The “qualification” relates to missing documentation for “membership, donations and raffle income” for 2022 and 2021 – meaning that this aspect of the party’s income has not been fully audited.
However, the SNP insist that it has responded to auditors’ administrative recommendations, and that there is no suggestion of misappropriation of funds.
On Friday, a spokesperson for the party said: “The audit contains one qualification relating to one stream of income due to administrative processes, resulting in a limitation in scope of the audit.
“There is no suggestion that the accounts do not present an accurate picture of the party’s financial position.”
The party signed a new contract with the AMS Accountants Group ahead of an Electoral Commission deadline on July 7, when the party must submit its accounts or face a fine by the regulator.
The firm replaced Johnston Carmichael, which resigned in September following a review of its clients – something that First Minister Humza Yousaf only found out after he became leader in March.

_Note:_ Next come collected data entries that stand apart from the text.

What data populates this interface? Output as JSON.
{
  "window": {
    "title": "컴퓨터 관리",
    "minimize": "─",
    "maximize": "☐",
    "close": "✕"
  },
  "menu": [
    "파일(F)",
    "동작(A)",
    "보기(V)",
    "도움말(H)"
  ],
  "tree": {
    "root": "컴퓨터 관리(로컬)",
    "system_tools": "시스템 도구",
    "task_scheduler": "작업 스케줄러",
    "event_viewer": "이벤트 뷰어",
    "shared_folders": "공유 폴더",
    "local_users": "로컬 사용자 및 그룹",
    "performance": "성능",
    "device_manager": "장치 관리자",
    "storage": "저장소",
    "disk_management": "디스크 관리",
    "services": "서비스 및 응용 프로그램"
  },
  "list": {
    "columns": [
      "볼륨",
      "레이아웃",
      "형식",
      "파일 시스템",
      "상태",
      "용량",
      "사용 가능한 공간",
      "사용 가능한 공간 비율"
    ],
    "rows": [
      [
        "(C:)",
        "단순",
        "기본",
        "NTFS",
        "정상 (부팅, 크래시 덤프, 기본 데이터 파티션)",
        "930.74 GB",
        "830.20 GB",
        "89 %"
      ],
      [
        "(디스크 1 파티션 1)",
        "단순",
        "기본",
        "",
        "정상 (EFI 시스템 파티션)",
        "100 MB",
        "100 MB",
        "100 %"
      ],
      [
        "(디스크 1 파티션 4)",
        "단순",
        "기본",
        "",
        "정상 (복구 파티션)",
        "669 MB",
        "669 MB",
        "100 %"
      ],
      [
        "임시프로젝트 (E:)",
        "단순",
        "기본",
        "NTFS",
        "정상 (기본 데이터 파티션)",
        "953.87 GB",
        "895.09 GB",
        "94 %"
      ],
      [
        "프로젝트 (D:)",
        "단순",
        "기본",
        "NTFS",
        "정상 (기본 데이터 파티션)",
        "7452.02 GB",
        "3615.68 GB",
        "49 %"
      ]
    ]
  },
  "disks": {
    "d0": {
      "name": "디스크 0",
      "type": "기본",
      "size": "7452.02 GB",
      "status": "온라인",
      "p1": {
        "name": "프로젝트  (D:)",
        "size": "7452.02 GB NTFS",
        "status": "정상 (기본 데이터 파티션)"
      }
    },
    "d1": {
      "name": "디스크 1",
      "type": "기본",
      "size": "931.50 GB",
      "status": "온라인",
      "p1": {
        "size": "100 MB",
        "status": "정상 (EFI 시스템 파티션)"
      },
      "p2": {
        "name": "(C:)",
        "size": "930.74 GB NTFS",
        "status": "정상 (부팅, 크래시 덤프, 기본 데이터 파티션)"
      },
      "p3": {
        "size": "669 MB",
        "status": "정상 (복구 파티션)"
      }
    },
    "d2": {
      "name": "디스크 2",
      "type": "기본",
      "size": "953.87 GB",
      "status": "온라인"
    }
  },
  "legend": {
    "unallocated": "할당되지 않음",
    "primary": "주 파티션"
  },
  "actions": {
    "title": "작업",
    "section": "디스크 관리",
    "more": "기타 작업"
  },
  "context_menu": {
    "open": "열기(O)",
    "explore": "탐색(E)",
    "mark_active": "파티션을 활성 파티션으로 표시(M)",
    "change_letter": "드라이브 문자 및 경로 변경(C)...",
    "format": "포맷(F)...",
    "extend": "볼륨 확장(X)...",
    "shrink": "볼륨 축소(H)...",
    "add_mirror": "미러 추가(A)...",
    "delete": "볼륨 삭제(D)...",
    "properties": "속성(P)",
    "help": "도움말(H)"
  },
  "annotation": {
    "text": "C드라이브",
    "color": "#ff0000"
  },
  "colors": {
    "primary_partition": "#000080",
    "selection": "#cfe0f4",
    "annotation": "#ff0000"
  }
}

Members of the SNP national executive committee (NEC) met on Thursday evening and approved the accounts.
The most recent accounts are expected to be published by the Electoral Commission at a later date.
MP Stuart McDonald was appointed party treasurer following the resignation of Colin Beattie, who was arrested and released without charge amid the ongoing police investigation into the SNP’s finances.
McDonald said: “I’m pleased to confirm that the Scottish National Party’s accounts have been approved by NEC for the year 2022 and we are in a position to meet our statutory obligations.
“The SNP’s main source of income remains our membership – which we are immensely grateful for.”
He said the party had made “administrative changes” in line with auditors’ recommendations which would contribute to the SNP’s ongoing governance review ordered by Yousaf.
McDonald added: “Against the backdrop of a Tory-made cost of living crisis and a decade which has seen eight election campaigns, the people-powered SNP campaign has faced challenges but we are optimistic of a return to surplus in the next set of accounts and will be more than ready for the next electoral challenge.”
The Electoral Commission said it had not yet received the SNP’s accounts but it would publish them “as soon as practicable”.